Die Kommission hat am 6. Oktober 2020 ihre jährlichen Fortschrittsberichte zu den Erweiterungsverhandlungen vorgestellt. Darin werden grundlegende Reformen in den verschiedenen Westbalkanländern und der Türkei bewertet. Insgesamt zeigen die Berichte, dass die Rechtsstaatlichkeit sowohl im Westbalkan als auch in der Türkei weiterhin eine große Herausforderung darstellt.
Für den Westbalkan konstatiert die Kommission in ihren Berichten, dass glaubwürdige Fortschritte im Bereich der Rechtsstaatlichkeit – häufig aufgrund eines Mangels an politischem Willen – nach wie vor eine große Herausforderung darstellen. In der gesamten Westbalkanregion vollzieht sich der Wandel der Justizkultur nur langsam und ohne ausreichendes Engagement für den Grundsatz der Unabhängigkeit der Justiz. Insgesamt hat sich das Tempo bei der Korruptionsbekämpfung verlangsamt, und die Erfolgsbilanz der meisten Länder ist weit davon entfernt, die Voraussetzungen für eine Mitgliedschaft zu erfüllen. Im Bereich der Meinungsfreiheit und des Medienpluralismus waren im vergangenen Jahr die geringsten Fortschritte zu verzeichnen.

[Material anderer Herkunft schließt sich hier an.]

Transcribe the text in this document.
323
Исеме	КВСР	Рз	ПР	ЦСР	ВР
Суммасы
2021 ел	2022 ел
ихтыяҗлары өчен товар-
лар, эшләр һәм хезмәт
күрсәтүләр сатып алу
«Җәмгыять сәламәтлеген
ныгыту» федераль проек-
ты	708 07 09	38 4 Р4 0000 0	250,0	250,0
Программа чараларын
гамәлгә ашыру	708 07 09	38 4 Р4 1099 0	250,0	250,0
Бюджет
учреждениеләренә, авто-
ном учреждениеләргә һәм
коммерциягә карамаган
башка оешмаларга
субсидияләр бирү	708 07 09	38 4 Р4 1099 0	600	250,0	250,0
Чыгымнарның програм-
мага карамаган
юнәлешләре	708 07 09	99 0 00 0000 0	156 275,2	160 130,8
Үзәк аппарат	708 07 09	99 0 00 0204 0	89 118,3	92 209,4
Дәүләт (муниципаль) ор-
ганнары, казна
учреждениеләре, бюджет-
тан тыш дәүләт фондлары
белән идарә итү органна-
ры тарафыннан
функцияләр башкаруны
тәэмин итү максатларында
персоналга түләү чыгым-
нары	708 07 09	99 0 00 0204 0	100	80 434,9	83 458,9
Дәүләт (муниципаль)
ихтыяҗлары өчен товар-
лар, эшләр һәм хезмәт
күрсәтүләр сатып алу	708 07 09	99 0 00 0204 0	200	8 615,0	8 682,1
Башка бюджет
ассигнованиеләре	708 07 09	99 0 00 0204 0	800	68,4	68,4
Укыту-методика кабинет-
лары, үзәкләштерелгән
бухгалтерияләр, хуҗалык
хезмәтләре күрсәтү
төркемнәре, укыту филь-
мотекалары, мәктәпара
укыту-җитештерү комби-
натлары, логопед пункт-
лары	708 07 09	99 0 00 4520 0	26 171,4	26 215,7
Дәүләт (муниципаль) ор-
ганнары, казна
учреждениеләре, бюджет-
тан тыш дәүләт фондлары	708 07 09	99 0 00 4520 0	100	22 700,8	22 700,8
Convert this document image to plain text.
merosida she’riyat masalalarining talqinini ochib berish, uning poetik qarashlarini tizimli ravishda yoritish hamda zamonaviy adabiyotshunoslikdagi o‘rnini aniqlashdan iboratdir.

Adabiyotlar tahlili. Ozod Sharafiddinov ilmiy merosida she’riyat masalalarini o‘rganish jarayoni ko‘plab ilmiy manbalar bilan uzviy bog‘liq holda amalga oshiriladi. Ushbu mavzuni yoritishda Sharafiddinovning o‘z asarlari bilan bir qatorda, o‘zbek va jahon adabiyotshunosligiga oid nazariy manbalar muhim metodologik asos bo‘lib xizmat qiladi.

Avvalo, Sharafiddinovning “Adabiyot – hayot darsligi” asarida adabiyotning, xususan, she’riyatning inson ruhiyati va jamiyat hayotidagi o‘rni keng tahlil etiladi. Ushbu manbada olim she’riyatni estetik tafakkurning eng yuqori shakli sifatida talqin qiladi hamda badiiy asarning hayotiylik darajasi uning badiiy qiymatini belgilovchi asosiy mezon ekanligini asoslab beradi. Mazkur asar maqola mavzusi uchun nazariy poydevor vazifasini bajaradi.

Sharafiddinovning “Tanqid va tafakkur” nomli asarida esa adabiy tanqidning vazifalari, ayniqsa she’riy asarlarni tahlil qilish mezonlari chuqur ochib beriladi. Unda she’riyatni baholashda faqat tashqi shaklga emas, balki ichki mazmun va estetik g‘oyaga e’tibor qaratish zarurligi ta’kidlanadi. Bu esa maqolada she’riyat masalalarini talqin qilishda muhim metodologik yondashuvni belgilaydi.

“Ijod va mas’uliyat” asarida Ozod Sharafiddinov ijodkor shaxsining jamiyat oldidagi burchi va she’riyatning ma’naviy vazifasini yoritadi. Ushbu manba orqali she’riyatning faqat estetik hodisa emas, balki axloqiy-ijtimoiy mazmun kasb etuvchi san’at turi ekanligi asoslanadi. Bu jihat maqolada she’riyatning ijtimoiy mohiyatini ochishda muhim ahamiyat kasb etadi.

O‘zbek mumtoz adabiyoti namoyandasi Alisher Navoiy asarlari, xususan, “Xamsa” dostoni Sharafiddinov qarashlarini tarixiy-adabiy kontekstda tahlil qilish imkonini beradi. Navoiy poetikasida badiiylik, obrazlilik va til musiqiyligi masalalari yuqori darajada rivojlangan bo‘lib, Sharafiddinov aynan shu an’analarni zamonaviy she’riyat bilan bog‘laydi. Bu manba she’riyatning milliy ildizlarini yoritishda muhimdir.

Obwohl die Türkei weiter als wichtiger Partner der Europäischen Union angesehen wird, stellt die Kommission klar, dass sich die Türkei weiter von der Europäischen Union entfernt hat. In den Bereichen Demokratie, Rechtsstaatlichkeit, Grundrechte und Unabhängigkeit der Justiz ist es zu gravierenden Rückschritten gekommen. Wie der Rat 2018 und 2019 festgestellt hat, sind die Beitrittsverhandlungen mit der Türkei praktisch zum Stillstand gekommen, sodass die Eröffnung oder der Abschluss weiterer Kapitel nicht in Betracht gezogen werden kann. In dem Kommissionsbericht wird bestätigt, dass trotz wiederholter Bekenntnisse zum Ziel des EU-Beitritts seitens der türkischen Regierung die Fakten, die die Kommission zu dieser Bewertung kommen lassen, weiterhin fortbestehen. Außerdem wird ausführlich dargelegt, wie die Außenpolitik der Türkei zunehmend zu den Prioritäten der EU zur Gemeinsamen Außen- und Sicherheitspolitik (GASP) Widerspruch steht.
Darüber hinaus hat die Kommission am gleiche Tag einen umfassenden Wirtschafts- und Investitionsplan für den Westbalkan angenommen. Er zielt ab auf eine langfristige Erholung der Region, eine grüne und eine digitale Wende, die Förderung der wirtschaftlichen Zusammenarbeit in der Region, die Förderung des Wirtschaftswachstums und die Unterstützung der für weitere Fortschritte auf dem Weg in die EU erforderlichen Reformen vorangetrieben werden sollen. (UV)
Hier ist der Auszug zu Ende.